Private equity investment in China growing despite challenges
China's private equity investment has maintained growth this year, despite the COVID-19 pandemic and regulatory challenges, according to a latest industry report.
Investments in biomedicine, information technology and Internet sectors turn out to be the leading force.
Shanghai is one of the priority destinations for qualified foreign investment limited partner, or QFLP investment, thanks to a mature ecosystem and improved business environment, industry officials said.
By the end of September, China was home to more than 31,549 PE investment funds with a total investment scale of 10.96 trillion yuan (US$1.57 trillion), compared with 10.78 trillion yuan by the end of 2021 and 9.87 trillion yuan in 2020, according to a report jointly released by investment consultancy firm Tricor and law firm JunHe.
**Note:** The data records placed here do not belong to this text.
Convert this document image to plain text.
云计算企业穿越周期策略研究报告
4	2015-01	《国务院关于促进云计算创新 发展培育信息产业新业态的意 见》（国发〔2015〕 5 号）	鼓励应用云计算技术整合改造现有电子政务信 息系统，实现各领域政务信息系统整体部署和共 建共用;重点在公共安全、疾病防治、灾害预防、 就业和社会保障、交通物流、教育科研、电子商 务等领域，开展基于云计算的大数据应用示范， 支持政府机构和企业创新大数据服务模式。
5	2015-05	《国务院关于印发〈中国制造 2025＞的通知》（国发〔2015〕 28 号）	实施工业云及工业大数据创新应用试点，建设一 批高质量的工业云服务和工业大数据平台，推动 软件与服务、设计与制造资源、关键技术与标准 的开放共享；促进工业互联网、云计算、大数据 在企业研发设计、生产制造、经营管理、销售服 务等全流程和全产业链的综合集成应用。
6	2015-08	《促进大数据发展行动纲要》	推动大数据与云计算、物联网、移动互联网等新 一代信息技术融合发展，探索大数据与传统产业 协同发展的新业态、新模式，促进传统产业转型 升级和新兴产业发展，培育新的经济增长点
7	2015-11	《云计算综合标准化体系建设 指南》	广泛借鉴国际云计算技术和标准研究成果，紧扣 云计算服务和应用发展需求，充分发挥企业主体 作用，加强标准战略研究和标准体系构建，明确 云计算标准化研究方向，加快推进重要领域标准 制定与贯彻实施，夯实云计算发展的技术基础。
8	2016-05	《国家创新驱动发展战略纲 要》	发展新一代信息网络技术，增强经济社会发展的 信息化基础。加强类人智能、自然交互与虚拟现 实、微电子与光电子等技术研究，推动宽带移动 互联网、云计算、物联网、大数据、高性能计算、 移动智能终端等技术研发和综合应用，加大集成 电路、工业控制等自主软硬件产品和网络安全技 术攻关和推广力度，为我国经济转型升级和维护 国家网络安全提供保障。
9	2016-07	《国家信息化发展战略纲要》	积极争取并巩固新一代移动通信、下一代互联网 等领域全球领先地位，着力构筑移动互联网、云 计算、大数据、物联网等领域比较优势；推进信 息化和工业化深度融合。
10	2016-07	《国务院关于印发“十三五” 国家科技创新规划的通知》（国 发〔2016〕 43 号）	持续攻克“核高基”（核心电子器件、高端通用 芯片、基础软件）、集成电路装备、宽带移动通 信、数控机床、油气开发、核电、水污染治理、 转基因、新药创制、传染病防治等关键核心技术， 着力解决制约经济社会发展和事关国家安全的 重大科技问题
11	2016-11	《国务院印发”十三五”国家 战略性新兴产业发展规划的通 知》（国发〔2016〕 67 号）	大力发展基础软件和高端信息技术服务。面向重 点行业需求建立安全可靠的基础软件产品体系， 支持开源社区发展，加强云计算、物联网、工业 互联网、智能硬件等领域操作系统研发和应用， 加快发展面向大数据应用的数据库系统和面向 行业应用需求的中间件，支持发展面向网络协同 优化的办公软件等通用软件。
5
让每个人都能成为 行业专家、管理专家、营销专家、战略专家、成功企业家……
In 2021, China's PE investment accounted for 43 percent of the Asia-Pacific market and grew 23 percent year on year, a previous report by Bain said.
The PE investment continues to grow in the biomedicine, IT and Internet industries. The capital market also sees segments like property, logistics and new energy as having great potential in 2023, due to the likely post-pandemic economic rebound and national policies like carbon neutrality, said Zhang Hailiang, Tricor China's chief executive.
Foreign private fund managers have emerged as prominent players in the Chinese PE market. International asset management institutions tend to set up asset management companies in Singapore, Hong Kong, or offshore islands, as an investment vehicle for the Chinese market.
Industry insiders said that cities, including Shanghai and Beijing, are attractive for QFLP investment because of their mature financial ecosystem and improved business environment.
There are several other cities with favorable policies to attract foreign PE funds but they "all look up to Shanghai" currently, said Xie Qing, a partner at JunHe.